CONSULENTE PM, POSSIBILE NUOVO ESAME TRACCE COLTELLO – Le tracce genetiche trovate sul coltello considerato l’arma utilizzata per uccidere Meredith Kercher “potevano e dovevano” essere analizzate dai periti della Corte d’assise d’appello di Perugia. Lo ha detto il professor Giuseppe Novelli, docente di genetica umana all’Università Tor Vergata di Roma e consulente del pm. Oggi ha deposto in aula contestando le conclusioni degli esperti dei giudici perugini che hanno definito “non attendibili” i risultati degli esami della polizia scientifica. Arrivando alle loro conclusioni in base agli atti, dopo avere escluso di poter ripetere l’analisi. Riferendosi ai prelievi sul coltello, Novelli ha parlato di “tracce analizzabili”. “Oggi – ha aggiunto – abbiamo metodi e protocolli che ci permettono analisi anche di quantità inferiori, come accade anche per la diagnosi di malattie umane”. Il docente ha poi escluso la contaminazione del coltello e del gancetto indossato dalla Kercher quando venne uccisa. “La contaminazione – ha affermato – va sempre dimostrata, l’origine e chi l’ha trasportata”. Novelli ha poi spiegato che nei giorni in cui venivano esaminati i reperti, nei laboratori della scientifica erano esaminati centinaia di profili genetici relativi ad altri casi. Il docente ha detto di averli esaminati “uno ad uno” ma “nessuno” aveva caratteristiche compatibili con quelli della Kercher o di Sollecito.

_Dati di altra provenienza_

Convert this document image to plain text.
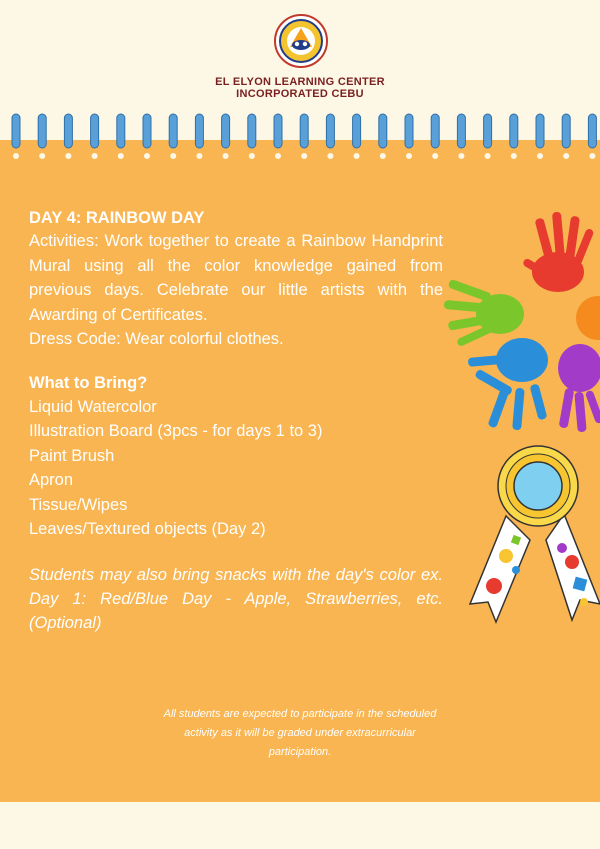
EL ELYON LEARNING CENTER
INCORPORATED CEBU

DAY 4: RAINBOW DAY

Activities: Work together to create a Rainbow Handprint Mural using all the color knowledge gained from previous days. Celebrate our little artists with the Awarding of Certificates.

Dress Code: Wear colorful clothes.

What to Bring?

Liquid Watercolor
Illustration Board (3pcs - for days 1 to 3)
Paint Brush
Apron
Tissue/Wipes
Leaves/Textured objects (Day 2)

Students may also bring snacks with the day's color ex. Day 1: Red/Blue Day - Apple, Strawberries, etc. (Optional)

All students are expected to participate in the scheduled activity as it will be graded under extracurricular participation.
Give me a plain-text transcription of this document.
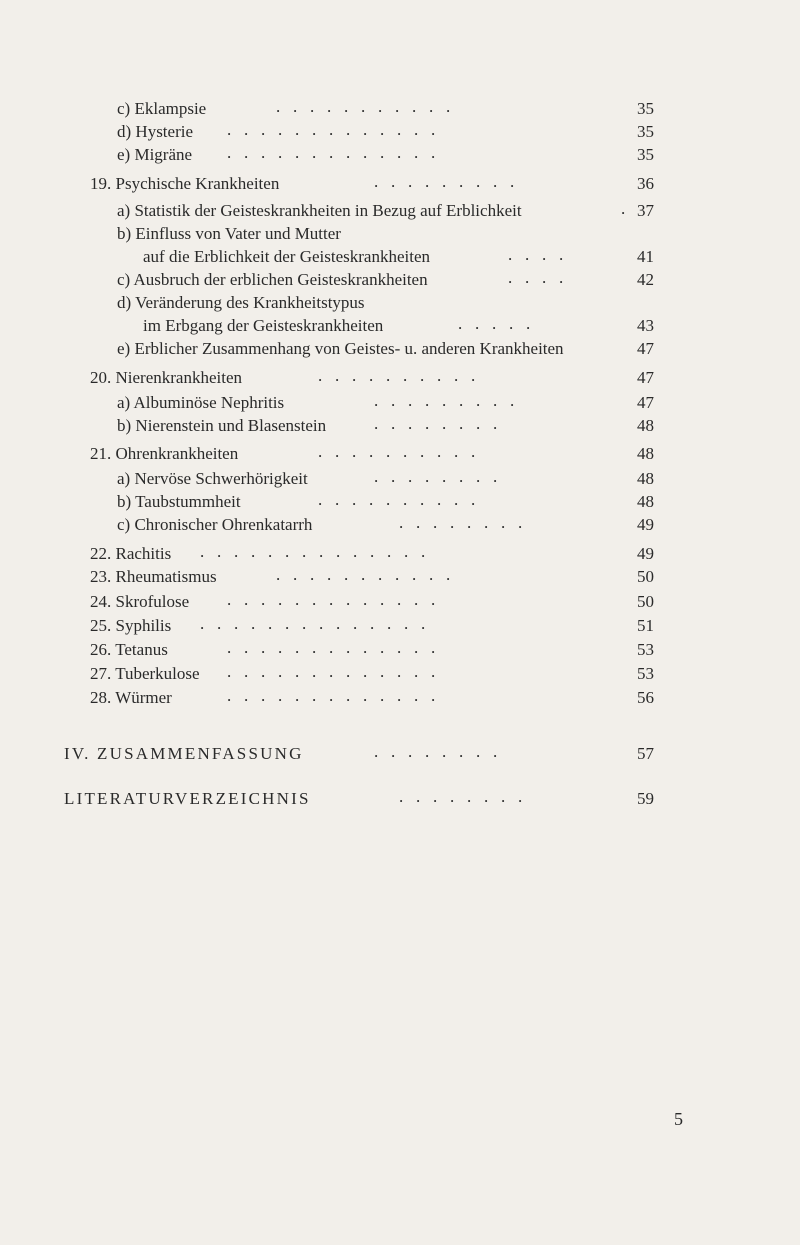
c) Eklampsie	.   .   .   .   .   .   .   .   .   .   .	35
d) Hysterie .   .   .   .   .   .   .   .   .   .   .   .   .	35
e) Migräne .   .   .   .   .   .   .   .   .   .   .   .   .	35
19. Psychische Krankheiten	.   .   .   .   .   .   .   .   .	36
a) Statistik der Geisteskrankheiten in Bezug auf Erblichkeit	. 37
b) Einfluss von Vater und Mutter
auf die Erblichkeit der Geisteskrankheiten	.   .   .   .	41
c) Ausbruch der erblichen Geisteskrankheiten	.   .   .   .	42
d) Veränderung des Krankheitstypus
im Erbgang der Geisteskrankheiten	.   .   .   .   .	43
e) Erblicher Zusammenhang von Geistes- u. anderen Krankheiten	47
20. Nierenkrankheiten	.   .   .   .   .   .   .   .   .   .	47
a) Albuminöse Nephritis	.   .   .   .   .   .   .   .   .	47
b) Nierenstein und Blasenstein	.   .   .   .   .   .   .   .	48
21. Ohrenkrankheiten	.   .   .   .   .   .   .   .   .   .	48
a) Nervöse Schwerhörigkeit	.   .   .   .   .   .   .   .	48
b) Taubstummheit	.   .   .   .   .   .   .   .   .   .	48
c) Chronischer Ohrenkatarrh	.   .   .   .   .   .   .   .	49
22. Rachitis .   .   .   .   .   .   .   .   .   .   .   .   .   .	49
23. Rheumatismus	.   .   .   .   .   .   .   .   .   .   .	50
24. Skrofulose .   .   .   .   .   .   .   .   .   .   .   .   .	50
25. Syphilis .   .   .   .   .   .   .   .   .   .   .   .   .   .	51
26. Tetanus	.   .   .   .   .   .   .   .   .   .   .   .   .	53
27. Tuberkulose .   .   .   .   .   .   .   .   .   .   .   .   .	53
28. Würmer	.   .   .   .   .   .   .   .   .   .   .   .   .	56
IV. ZUSAMMENFASSUNG	.   .   .   .   .   .   .   .	57
LITERATURVERZEICHNIS	.   .   .   .   .   .   .   .	59
5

CONSULENTE DELLA DIFESA DI SOLLECITO, ‘NON CORRETTA PROCEDURA SEGUITA DA SCIENTIFICA’ – La polizia scientifica ha seguito una procedura “non corretta” nell’analisi del materiale sul gancetto di reggiseno indossato da Meredith Kercher sul quale è stato trovato il Dna della studentessa inglese misto a quello del giovane pugliese. Lo ha detto il professor Adriano Tagliabracci, consulente della difesa di quest’ultimo deponendo oggi pomeriggio davanti alla Corte d’assise di Perugia. L’esperto ha ricordato che il gancetto è stato spostato e repertato 46 giorni dopo il ritrovamento. “Il sospetto che il materiale su di esso possa essere contaminato – ha aggiunto – è più che forte”. Tagliabracci ha quindi sostenuto che “non sono state eseguite ripetizioni delle amplificazione anche se si trattava di una traccia low copy number, cioé a basso contenuto di Dna”. “Occorreva fare – ha proseguito – tre amplificazioni perché con una il risultato può non essere affidabile. Non è stato poi conservato quanto estratto, per altre analisi, mentre il gancetto è stato lasciato a deteriorare nella soluzione di estrazione”. Il consulente della difesa Sollecito ha inoltre affermato che non è stato tenuto conto di “regole elementari” nella lettura degli elettroferogrammi. “Alcune interpretazioni – ha affermato – sono state piegate alle esigenze dell’accusa”. Tagliabracci ha poi sostenuto che valutando in altra maniera gli stessi elettroferogrammi “si ottiene un profilo diverso da quello di Sollecito, di uno sconosciuto”.